In terms of clinical implications, study authors suggest that longer duration of exposure to CVD risk factors, such as smoking, among patients with PTSD might increase the risk of cardiac events. On the other hand, early detection and effective management of hypertension, Type 2 diabetes mellitus, depression, anxiety, sleep disorders and other CVD risk factors could help mitigate the elevated risk.
Background information in the article pointed out that PTSD is associated with a range of biological, psychological, and behavioral correlates that could help explain the association between PTSD and CVD. Those include:
- PTSD can result in hypothalamic–pituitary–adrenal axis dysfunction, increased inflammation and abnormal cortisol regulation, which increases risk of hypertension, diabetes mellitus and CVD similar to the process observed in patients with depression.
- Poor coping strategies involve heavy smoking, excessive alcohol use and illicit drug use, which might contribute to increased risk of CVD.

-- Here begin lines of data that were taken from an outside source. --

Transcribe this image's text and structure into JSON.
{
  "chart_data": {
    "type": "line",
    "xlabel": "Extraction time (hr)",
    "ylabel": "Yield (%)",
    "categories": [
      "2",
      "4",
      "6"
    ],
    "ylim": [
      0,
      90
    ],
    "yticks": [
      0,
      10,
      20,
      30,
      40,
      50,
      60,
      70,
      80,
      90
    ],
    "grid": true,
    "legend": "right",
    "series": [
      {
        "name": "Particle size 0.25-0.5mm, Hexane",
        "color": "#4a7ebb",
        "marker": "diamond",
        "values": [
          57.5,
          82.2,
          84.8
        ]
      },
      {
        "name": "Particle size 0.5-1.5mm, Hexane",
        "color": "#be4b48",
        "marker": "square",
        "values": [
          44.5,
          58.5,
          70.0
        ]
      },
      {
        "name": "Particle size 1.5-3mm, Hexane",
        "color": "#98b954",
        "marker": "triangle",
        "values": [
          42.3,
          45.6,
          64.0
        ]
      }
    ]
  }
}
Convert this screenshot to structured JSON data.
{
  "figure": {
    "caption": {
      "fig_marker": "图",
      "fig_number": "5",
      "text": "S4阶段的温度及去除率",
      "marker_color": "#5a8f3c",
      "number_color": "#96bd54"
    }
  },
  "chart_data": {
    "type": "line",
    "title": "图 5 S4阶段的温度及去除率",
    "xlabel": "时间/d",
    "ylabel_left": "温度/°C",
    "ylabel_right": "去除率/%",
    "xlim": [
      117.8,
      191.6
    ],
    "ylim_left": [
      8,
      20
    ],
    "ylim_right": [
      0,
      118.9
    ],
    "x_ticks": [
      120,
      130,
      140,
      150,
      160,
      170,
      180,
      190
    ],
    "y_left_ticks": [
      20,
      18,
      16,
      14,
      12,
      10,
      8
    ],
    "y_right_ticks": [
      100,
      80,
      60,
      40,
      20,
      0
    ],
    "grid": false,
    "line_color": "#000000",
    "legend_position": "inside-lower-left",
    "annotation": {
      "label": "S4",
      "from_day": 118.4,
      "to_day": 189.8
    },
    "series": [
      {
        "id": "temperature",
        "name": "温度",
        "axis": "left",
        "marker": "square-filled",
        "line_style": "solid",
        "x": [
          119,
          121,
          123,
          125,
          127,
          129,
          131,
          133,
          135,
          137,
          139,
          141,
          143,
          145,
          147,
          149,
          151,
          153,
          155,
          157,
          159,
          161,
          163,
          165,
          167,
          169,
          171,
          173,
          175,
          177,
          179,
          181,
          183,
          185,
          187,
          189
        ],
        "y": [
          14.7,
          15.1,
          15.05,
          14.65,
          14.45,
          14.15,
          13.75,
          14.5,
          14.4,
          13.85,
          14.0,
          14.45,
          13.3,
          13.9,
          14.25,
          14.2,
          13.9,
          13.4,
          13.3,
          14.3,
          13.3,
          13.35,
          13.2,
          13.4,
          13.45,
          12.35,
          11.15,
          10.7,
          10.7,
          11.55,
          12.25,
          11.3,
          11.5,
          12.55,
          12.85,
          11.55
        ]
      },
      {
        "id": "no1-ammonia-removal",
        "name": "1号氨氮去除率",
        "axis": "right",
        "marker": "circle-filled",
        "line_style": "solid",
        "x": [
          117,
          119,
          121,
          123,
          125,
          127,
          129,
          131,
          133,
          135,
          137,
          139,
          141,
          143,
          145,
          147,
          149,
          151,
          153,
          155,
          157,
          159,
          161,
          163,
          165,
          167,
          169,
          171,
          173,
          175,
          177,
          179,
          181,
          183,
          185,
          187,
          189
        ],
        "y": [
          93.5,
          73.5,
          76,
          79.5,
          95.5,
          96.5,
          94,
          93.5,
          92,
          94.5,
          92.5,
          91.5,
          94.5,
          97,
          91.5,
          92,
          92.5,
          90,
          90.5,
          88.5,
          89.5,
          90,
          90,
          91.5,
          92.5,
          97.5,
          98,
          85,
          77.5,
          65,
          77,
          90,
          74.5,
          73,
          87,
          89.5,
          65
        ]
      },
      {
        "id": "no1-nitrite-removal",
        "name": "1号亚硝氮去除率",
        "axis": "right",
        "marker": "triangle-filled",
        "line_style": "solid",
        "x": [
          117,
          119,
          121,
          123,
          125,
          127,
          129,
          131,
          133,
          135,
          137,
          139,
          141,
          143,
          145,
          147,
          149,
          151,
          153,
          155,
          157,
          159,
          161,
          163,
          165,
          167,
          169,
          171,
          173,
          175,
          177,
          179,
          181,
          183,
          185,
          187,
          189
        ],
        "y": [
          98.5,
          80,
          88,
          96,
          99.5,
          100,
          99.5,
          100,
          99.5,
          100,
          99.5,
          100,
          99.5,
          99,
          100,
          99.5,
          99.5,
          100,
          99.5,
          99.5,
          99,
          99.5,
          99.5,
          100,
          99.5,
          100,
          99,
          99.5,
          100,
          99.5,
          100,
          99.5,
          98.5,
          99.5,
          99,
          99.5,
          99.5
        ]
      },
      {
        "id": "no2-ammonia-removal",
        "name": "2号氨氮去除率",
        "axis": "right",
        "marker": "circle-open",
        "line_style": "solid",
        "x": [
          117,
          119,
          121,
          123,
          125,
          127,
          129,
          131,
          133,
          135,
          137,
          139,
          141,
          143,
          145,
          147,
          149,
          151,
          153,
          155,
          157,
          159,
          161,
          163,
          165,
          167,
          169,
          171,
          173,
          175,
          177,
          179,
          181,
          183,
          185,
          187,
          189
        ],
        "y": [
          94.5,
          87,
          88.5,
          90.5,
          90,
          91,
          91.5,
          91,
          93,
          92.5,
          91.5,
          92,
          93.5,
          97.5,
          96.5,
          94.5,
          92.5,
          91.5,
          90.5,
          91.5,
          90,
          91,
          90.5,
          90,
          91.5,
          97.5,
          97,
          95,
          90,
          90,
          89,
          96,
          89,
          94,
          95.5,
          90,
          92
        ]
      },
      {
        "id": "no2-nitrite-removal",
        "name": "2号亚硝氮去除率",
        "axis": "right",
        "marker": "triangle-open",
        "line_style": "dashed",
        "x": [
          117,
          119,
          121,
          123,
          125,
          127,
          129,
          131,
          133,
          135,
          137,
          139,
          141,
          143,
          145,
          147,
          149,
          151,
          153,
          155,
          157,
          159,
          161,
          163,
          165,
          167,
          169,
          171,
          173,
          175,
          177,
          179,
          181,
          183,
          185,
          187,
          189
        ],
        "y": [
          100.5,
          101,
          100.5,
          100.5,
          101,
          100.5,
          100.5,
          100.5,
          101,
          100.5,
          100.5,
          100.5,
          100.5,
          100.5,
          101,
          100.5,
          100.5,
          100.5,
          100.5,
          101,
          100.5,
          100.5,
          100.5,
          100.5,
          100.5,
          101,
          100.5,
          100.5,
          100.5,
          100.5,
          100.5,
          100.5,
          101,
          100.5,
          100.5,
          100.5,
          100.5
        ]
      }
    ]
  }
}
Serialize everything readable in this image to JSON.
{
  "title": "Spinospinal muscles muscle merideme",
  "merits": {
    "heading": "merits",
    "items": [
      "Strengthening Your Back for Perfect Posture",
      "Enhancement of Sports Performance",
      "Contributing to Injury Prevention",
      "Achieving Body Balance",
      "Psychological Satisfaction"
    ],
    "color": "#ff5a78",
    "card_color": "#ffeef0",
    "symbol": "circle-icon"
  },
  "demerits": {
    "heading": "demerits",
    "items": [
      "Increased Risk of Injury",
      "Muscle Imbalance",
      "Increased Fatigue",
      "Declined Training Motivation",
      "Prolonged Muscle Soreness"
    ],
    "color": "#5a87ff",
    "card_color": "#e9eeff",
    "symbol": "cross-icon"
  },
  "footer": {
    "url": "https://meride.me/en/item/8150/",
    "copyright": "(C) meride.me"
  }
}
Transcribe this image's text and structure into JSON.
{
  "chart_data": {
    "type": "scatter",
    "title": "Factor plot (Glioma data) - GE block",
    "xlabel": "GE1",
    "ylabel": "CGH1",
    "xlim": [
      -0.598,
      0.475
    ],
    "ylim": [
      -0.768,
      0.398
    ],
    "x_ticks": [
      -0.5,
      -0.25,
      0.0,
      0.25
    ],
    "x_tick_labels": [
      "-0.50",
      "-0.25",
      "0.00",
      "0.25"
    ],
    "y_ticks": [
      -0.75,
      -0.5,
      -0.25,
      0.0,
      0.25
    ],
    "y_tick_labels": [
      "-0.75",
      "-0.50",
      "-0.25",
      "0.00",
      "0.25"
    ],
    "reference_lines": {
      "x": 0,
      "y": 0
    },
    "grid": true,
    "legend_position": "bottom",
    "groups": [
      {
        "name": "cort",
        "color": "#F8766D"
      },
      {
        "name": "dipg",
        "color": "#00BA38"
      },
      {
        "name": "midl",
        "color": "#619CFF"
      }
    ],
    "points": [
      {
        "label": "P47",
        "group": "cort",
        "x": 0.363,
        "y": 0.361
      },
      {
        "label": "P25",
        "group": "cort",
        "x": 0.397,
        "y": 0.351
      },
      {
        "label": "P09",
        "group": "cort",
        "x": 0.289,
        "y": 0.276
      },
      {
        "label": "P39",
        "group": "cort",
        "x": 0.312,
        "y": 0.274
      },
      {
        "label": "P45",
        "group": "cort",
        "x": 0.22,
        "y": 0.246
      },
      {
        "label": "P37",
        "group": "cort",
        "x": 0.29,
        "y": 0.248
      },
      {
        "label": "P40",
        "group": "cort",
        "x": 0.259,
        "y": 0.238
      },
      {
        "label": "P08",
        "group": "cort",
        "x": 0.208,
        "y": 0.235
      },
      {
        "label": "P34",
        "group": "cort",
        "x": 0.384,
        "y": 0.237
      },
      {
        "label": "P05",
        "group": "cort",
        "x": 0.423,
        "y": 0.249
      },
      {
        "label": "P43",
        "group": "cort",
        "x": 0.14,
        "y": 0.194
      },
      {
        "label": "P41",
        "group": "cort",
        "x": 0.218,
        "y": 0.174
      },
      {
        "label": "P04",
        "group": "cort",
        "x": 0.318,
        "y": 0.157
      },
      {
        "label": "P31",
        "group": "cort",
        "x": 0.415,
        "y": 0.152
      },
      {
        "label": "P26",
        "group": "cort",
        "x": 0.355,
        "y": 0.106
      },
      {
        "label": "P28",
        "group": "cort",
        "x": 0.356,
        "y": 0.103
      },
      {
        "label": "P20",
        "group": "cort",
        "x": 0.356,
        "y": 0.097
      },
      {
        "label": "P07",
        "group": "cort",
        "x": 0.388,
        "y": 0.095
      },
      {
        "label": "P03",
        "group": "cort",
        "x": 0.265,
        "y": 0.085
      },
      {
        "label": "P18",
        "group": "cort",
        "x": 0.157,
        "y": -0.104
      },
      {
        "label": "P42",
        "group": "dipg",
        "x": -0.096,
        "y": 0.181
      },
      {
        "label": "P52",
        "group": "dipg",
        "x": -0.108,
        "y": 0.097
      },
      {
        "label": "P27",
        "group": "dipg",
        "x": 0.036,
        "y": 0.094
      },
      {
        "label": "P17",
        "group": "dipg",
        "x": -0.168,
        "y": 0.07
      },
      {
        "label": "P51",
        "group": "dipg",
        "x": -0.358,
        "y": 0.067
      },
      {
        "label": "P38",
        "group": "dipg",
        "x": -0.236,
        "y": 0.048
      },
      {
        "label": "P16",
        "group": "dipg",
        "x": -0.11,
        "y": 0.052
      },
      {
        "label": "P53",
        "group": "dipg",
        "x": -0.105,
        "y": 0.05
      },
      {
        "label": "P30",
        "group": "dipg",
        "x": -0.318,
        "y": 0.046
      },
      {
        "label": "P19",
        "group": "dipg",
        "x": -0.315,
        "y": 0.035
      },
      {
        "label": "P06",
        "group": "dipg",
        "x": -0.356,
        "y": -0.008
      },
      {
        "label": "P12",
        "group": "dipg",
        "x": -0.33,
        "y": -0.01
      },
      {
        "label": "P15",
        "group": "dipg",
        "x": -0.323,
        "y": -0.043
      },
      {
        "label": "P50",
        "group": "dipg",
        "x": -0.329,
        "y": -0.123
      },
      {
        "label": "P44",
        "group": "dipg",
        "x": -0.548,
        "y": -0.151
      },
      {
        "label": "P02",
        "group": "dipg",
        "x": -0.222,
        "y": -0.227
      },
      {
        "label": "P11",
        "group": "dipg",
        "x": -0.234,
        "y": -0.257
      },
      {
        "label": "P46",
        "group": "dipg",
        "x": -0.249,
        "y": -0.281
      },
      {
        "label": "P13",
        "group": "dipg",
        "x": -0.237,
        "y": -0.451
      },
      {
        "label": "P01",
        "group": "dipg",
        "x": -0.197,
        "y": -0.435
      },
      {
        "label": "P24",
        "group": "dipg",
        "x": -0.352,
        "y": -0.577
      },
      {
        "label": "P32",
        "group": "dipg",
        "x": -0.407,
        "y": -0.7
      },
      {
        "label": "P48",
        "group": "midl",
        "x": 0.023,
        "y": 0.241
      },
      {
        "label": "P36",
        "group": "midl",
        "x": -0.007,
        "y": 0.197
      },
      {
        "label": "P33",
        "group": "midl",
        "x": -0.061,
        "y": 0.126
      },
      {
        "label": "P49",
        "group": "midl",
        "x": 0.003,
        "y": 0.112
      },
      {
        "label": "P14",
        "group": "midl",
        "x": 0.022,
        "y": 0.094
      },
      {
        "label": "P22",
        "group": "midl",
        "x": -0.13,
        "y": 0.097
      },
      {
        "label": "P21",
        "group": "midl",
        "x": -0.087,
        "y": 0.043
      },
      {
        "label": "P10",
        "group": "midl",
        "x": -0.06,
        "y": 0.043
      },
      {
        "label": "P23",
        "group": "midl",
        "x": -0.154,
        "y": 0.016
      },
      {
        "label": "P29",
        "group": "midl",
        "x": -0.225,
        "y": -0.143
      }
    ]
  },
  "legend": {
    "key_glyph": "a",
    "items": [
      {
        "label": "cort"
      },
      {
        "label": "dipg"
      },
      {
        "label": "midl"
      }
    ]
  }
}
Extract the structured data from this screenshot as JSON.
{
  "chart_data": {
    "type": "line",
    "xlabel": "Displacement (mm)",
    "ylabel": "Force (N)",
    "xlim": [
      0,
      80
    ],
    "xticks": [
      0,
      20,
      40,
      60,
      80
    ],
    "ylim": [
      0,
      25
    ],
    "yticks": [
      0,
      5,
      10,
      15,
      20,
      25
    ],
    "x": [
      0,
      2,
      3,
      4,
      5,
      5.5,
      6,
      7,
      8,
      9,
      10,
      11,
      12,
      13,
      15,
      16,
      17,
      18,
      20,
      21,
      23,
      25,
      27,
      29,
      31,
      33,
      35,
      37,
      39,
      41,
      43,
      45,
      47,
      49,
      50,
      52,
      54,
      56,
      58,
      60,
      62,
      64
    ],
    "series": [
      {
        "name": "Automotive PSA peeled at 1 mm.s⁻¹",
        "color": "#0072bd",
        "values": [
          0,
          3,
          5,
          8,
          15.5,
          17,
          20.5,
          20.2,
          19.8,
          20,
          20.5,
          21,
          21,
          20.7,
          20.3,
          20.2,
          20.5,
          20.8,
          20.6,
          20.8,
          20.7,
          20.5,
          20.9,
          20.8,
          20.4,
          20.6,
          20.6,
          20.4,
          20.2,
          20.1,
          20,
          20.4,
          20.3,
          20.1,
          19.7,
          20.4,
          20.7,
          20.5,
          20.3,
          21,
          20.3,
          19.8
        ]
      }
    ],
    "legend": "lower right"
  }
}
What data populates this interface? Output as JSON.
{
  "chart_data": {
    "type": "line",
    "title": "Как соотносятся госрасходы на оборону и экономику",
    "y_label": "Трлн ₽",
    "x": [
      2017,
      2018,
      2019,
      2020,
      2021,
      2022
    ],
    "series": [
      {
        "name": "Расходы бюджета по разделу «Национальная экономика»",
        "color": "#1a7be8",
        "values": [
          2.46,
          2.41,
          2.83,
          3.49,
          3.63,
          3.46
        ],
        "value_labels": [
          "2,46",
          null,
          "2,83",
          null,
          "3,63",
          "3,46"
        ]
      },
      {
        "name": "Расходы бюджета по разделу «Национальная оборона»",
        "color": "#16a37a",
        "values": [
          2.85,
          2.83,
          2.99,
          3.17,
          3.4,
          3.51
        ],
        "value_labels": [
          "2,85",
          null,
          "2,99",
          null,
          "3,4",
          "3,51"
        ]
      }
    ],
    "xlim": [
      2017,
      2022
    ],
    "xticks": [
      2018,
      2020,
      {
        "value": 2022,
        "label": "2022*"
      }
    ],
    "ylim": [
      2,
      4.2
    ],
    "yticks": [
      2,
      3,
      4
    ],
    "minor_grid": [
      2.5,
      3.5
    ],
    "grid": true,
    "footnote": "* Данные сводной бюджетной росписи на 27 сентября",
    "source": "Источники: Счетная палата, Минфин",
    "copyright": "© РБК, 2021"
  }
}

- Depression and other anxiety disorders are frequently comorbid with PTSD, and depression and some anxiety disorders have been identified as CVD risk factors.
Researchers reported that younger patients were more likely to have PTSD (P<0.0001), while white race was less common and black race was more common among patients with the condition.
Significantly more common among PTSD patients were depression, other anxiety disorder, sleep disorders and substance use disorder, according to the study. But so were T2DM, obesity, hypertension and hyperlipidemia, researchers pointed out, adding that significantly higher average body mass index was observed in patients with PTSD and the percent of patients with a body mass index of 30 or higher was significantly higher in those with vs. without PTSD. Those with PTSD diagnoses also were much more likely to be current smokers.
The study found that, during follow‐up, 782 patients developed CVD. Of these cases, 10.5% were incident hypertensive heart disease diagnoses, 6.8% myocardial infarction, 29.8% ischemic heart disease, 4.2% diseases of pulmonary circulation and 56.0% “other” heart disease diagnoses. Multiple components of incident CVD were identified in 6.4% of the patients.
“In a large sample of VHA patients, we observed that patients diagnosed with PTSD from Sept. 30, 2008, to October 1, 2012, and followed up through 2015, were 41% more likely than those without PTSD to develop CVD,” study authors wrote. “Physical comorbidities partially explained this association. After adjusting for these conditions, the magnitude of the association between PTSD and incident CVD was reduced by 44% but remained statistically significant (HR=1.23; 95% CI: 1.06–1.44).”
The researchers recommended closer monitoring of physical and psychiatric disorders might be warranted in PTSD patients, as well as a smoking cessation program.
“Additionally, PTSD itself can be effectively treated and further research is needed to determine whether PTSD remission is associated with fewer comorbidities and lower CVD risk,” they concluded. “Recognizing that PTSD does not preordain CVD may empower patients to seek care to prevent and/or manage CVD risk factors. Patients without PTSD are also at risk of CVD if they smoke, have a sleep disorder, depression, or metabolic disease. In both patient populations, the risk of CVD can be mitigated with health behavior change and effective chronic disease management.”
Scherrer JF, Salas J, Cohen BE, Schnurr PP, et. Al. Comorbid Conditions Explain the Association Between Posttraumatic Stress Disorder and Incident Cardiovascular Disease. J Am Heart Assoc. 2019 Feb 19;8(4):e011133. doi: 10.1161/JAHA.118.011133. PubMed PMID: 30755078.